“For as long as my memory “reliably” informs me I’ve wanted to be a physiotherapist. This
may be an oft-repeated claim, but in my case, very true. You see one of my best friends
growing up had a dad who was the QLD Maroons state of origin team physio and this
seemed like a sweet gig! On reflection, perhaps I wanted a reasonable excuse to watch
football for free (if I wasn’t on the field competing that is) because I’m sure the naivety of
my 6 year old brain couldn’t grasp exactly what a physio was or what they did.
Whilst I grew and (partially) matured over the next 15 years the concept of being a physio
never left me. It was with luck, or destiny, that I happened to excel and enjoy sport and
science at school, making physiotherapy a very appropriate career choice.
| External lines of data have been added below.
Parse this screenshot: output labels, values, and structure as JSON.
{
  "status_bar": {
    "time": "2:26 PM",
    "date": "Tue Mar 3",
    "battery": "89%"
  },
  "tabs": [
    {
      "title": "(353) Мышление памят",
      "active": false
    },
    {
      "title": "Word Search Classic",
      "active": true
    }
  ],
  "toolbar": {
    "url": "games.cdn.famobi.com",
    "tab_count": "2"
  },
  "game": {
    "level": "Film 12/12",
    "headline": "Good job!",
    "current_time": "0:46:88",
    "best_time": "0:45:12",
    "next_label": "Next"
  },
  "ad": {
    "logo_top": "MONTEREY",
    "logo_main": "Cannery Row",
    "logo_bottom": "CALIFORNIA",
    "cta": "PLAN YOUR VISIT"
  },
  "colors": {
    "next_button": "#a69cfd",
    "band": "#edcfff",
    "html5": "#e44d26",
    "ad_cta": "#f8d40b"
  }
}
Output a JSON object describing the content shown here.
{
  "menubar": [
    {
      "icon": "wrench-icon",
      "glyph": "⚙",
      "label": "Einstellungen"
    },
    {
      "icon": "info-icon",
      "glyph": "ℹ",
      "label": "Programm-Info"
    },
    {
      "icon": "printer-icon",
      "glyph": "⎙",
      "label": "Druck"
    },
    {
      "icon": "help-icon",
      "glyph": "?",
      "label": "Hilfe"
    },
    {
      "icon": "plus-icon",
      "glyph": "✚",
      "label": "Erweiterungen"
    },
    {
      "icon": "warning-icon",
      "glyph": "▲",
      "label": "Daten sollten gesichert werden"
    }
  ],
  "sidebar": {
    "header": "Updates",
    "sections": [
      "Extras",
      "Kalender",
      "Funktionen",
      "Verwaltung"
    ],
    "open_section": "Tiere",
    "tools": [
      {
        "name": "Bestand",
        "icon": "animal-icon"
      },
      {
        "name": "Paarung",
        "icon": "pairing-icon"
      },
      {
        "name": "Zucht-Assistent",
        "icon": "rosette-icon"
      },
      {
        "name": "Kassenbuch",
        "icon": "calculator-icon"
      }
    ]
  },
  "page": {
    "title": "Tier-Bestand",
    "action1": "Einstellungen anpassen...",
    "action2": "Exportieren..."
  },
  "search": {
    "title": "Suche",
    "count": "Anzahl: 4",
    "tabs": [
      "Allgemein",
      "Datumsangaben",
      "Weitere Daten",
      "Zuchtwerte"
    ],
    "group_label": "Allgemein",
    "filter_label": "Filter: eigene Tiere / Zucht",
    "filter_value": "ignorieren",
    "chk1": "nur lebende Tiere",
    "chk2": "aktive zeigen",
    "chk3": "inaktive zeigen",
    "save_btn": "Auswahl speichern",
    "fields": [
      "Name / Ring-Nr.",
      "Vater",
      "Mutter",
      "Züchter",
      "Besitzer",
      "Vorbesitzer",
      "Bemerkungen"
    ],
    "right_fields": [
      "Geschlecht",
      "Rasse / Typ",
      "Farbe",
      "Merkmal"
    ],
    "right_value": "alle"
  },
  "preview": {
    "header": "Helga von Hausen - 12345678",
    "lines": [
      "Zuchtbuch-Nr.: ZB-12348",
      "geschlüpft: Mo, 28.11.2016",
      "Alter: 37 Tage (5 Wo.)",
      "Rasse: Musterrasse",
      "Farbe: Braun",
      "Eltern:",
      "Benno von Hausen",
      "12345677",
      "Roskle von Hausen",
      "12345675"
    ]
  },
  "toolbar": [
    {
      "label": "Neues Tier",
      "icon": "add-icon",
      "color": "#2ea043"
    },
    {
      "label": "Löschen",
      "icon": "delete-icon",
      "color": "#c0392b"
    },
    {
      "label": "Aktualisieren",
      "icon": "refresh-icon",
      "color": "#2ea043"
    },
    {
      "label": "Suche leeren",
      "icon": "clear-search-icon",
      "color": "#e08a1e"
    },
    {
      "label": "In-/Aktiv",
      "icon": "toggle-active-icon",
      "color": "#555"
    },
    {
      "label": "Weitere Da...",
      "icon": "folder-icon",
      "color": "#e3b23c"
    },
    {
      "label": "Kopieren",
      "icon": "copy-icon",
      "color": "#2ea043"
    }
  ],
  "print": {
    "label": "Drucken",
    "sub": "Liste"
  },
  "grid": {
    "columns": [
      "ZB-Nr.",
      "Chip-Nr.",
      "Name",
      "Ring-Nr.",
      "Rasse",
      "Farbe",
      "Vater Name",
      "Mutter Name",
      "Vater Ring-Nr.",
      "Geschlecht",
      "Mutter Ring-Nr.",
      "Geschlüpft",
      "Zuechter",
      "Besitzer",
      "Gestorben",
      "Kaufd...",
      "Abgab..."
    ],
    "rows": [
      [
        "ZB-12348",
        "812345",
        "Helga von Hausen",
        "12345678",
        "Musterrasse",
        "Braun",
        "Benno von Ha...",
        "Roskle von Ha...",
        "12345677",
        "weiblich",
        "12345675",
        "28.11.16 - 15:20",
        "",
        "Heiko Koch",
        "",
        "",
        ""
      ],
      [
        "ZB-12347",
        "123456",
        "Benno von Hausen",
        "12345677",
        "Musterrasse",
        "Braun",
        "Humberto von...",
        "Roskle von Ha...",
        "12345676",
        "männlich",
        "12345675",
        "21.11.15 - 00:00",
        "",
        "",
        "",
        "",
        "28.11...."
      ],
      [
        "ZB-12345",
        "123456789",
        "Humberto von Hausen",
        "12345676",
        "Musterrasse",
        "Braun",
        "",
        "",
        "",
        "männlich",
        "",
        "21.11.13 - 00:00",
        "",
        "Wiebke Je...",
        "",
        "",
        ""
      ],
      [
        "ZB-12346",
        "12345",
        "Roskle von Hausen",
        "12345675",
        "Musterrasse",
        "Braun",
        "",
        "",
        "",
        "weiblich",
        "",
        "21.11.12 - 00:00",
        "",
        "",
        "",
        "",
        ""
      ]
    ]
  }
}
Upon entering physio school, I quickly developed an all-consuming passion for the
profession (that remains) and I was fortunate to win some academic awards (which,
disappointingly, no one cares about 10 years later).
My career after becoming a fully-fledged physio has been exclusively in private practice and
I have now amassed well over 20,000 consultations. Over the last 5 years, I have found
myself inexorably drawn back to academia and teaching, due to an unrelenting passion for
“figuring out” that pesky shoulder pain that won’t go away. This led to the commencement
of a PhD at Bond University exploring shoulder pain and the advent of starting an education
company that runs shoulder physiotherapy workshops to health care workers all over the
I now see primarily shoulder pain patients, and given it is the 3 rd most common ailment of
the body, this keeps me exceedingly busy. My mission is to modernize how we (health care
workers) care for people with shoulder pain, using only the most robust of scientific
methods, and to slow (hopefully stop) the spread of misinformation about shoulder pain.
Outside of the nerd zone, I am a husband and father, I have an occasionally unhealthy
obsession with all sports, but I particularly love surfing, golf and strength training.”